Nowhere should be safer for a person suffering poor mental health than hospital, but two cases we report on this week at South London and Maudsley (SLaM) Trust show that is not always necessarily the case.
SLaM provides mental health services across south London, including in Denmark Hill.
The deaths of Mr Blake and Mr Canalp are different, but one tragic similarity between them is striking. Both were not observed as they should have been, despite their vulnerabilities.
For Peckham’s Mr Canalp, Maudsley staff failed to place him on 1:1 observations while sectioned in an acute psychiatric ward – a gross failing which ultimately led to his death by suicide on March 8, 2018.
This amounted to neglect from the Trust, for which it has deeply apologised.
For 36-year-old Mr Blake, who suffered a history of drug abuse and mental illness, inadequate observations at Lambeth Hospital meant his death from a heroin overdose went unnoticed for several hours.
Evidence of rigor mortis was found by attending medics.
Even more worryingly, the senior coroner in that case has opined that three temporary staff on duty may have even falsified evidence in court over the observations conducted in the early morning of June 24, 2018.
Following July’s inquest into Mr Canalp’s death, campaigners compiled a list of other cases which they say show ‘failures and in some cases neglect’ at the Trust.
This paper has reported repeatedly on difficulties the Trust has faced.
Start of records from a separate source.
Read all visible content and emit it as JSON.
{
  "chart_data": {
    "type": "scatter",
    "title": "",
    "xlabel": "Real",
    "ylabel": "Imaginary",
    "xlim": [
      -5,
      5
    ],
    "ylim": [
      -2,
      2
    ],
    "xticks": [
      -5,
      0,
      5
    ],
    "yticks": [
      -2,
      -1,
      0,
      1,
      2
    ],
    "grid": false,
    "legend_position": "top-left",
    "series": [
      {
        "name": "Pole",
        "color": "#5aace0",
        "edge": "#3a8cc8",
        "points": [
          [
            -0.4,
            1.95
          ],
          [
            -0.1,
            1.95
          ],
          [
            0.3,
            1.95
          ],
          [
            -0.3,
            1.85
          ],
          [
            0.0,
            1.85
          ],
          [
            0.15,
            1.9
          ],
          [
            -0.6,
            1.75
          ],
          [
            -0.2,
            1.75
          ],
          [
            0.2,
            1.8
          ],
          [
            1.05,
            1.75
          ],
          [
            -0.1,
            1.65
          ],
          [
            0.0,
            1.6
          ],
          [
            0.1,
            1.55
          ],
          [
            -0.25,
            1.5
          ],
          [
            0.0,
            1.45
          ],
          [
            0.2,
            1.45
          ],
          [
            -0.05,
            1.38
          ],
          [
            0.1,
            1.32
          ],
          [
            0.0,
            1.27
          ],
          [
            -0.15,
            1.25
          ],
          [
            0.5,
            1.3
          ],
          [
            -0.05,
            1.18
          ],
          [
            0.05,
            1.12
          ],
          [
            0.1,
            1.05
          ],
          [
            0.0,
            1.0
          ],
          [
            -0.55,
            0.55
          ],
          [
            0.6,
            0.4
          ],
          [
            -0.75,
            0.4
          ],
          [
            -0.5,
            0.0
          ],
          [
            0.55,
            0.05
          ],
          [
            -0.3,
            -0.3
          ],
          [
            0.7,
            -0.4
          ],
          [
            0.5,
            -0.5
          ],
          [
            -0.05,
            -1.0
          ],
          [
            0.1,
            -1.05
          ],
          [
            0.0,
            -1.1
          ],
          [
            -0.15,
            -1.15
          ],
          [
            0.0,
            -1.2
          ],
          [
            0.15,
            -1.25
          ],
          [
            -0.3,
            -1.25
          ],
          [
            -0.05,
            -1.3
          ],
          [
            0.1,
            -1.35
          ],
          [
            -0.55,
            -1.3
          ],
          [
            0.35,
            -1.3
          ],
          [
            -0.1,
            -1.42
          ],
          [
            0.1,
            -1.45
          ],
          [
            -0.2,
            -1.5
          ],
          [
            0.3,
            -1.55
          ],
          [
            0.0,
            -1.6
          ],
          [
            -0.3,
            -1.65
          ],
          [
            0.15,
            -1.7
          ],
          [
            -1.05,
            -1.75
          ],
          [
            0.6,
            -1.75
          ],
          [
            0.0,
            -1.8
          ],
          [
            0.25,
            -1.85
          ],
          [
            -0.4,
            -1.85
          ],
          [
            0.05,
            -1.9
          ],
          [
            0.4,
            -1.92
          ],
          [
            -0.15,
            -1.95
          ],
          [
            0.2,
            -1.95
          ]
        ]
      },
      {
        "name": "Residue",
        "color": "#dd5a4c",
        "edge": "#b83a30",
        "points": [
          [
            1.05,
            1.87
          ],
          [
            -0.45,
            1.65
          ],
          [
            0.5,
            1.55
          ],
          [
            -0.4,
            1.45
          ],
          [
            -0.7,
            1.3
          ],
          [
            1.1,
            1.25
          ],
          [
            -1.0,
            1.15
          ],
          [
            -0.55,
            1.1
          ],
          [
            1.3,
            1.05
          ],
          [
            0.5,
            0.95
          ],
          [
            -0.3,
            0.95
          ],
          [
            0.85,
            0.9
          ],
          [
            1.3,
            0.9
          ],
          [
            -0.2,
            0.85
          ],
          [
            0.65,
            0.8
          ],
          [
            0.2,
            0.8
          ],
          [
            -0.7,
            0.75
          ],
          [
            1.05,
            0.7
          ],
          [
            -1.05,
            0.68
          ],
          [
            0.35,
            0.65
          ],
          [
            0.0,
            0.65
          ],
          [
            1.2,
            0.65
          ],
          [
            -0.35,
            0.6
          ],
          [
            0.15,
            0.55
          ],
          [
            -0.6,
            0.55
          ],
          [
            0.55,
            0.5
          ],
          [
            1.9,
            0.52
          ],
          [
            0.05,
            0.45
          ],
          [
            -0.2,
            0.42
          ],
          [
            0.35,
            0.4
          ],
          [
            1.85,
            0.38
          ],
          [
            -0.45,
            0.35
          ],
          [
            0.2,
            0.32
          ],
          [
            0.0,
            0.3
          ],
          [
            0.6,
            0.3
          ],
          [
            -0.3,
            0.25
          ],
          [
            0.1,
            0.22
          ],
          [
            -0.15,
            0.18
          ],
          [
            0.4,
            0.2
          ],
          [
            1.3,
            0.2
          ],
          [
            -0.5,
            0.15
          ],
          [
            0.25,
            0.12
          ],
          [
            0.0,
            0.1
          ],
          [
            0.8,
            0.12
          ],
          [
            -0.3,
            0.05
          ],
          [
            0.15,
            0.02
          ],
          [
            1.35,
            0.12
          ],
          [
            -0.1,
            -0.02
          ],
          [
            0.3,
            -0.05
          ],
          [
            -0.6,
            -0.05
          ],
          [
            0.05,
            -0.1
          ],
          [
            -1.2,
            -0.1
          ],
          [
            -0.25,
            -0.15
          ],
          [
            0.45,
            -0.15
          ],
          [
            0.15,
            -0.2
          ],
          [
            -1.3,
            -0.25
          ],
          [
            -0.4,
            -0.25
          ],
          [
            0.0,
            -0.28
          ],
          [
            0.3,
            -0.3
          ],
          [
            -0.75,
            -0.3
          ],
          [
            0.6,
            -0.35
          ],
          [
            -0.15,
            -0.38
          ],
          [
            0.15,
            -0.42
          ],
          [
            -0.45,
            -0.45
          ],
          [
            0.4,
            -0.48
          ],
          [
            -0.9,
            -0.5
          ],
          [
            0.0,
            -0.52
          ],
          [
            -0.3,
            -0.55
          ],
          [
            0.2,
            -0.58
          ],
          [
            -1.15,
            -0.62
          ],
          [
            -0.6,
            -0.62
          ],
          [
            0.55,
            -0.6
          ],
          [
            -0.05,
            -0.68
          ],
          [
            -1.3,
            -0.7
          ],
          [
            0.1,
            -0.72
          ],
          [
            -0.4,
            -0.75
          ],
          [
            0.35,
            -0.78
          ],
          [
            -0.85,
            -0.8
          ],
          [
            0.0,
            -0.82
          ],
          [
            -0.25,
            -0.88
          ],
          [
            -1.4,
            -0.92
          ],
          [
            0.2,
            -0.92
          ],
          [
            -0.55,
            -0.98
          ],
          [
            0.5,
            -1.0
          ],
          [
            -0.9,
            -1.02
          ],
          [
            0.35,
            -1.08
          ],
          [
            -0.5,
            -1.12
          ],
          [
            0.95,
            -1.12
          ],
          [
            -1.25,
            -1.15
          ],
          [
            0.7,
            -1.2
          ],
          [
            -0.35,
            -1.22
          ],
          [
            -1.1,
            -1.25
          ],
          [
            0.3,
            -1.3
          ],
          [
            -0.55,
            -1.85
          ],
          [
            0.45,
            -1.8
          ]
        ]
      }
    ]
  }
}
In November 2018, while rated good overall, acute adult wards were deemed ‘inadequate’ due to ‘breaches of fundamental standards of care’.
Staff afterwards admitted a ‘red line’ had been breached in care.
Since then the Trust has made significant improvements says the care watchdog – which praised the dedication of staff working across the Trust’s hospitals.
And to be sure, staff at the Trust are stuck between a rock and hard place when demand surges ever-higher while funding lags behind. They have rightly characterised this as a picture of ‘high need, low investment’. This too must be addressed.
INQUEST director, Deborah Coles, told this paper that the vital function of inquest hearings are to learn lessons for the future, most crucially to prevent future deaths.
We hope any lessons from the tragic cases of Mr Blake and Mr Canalp have already been learned at the South London and Maudsley Trust.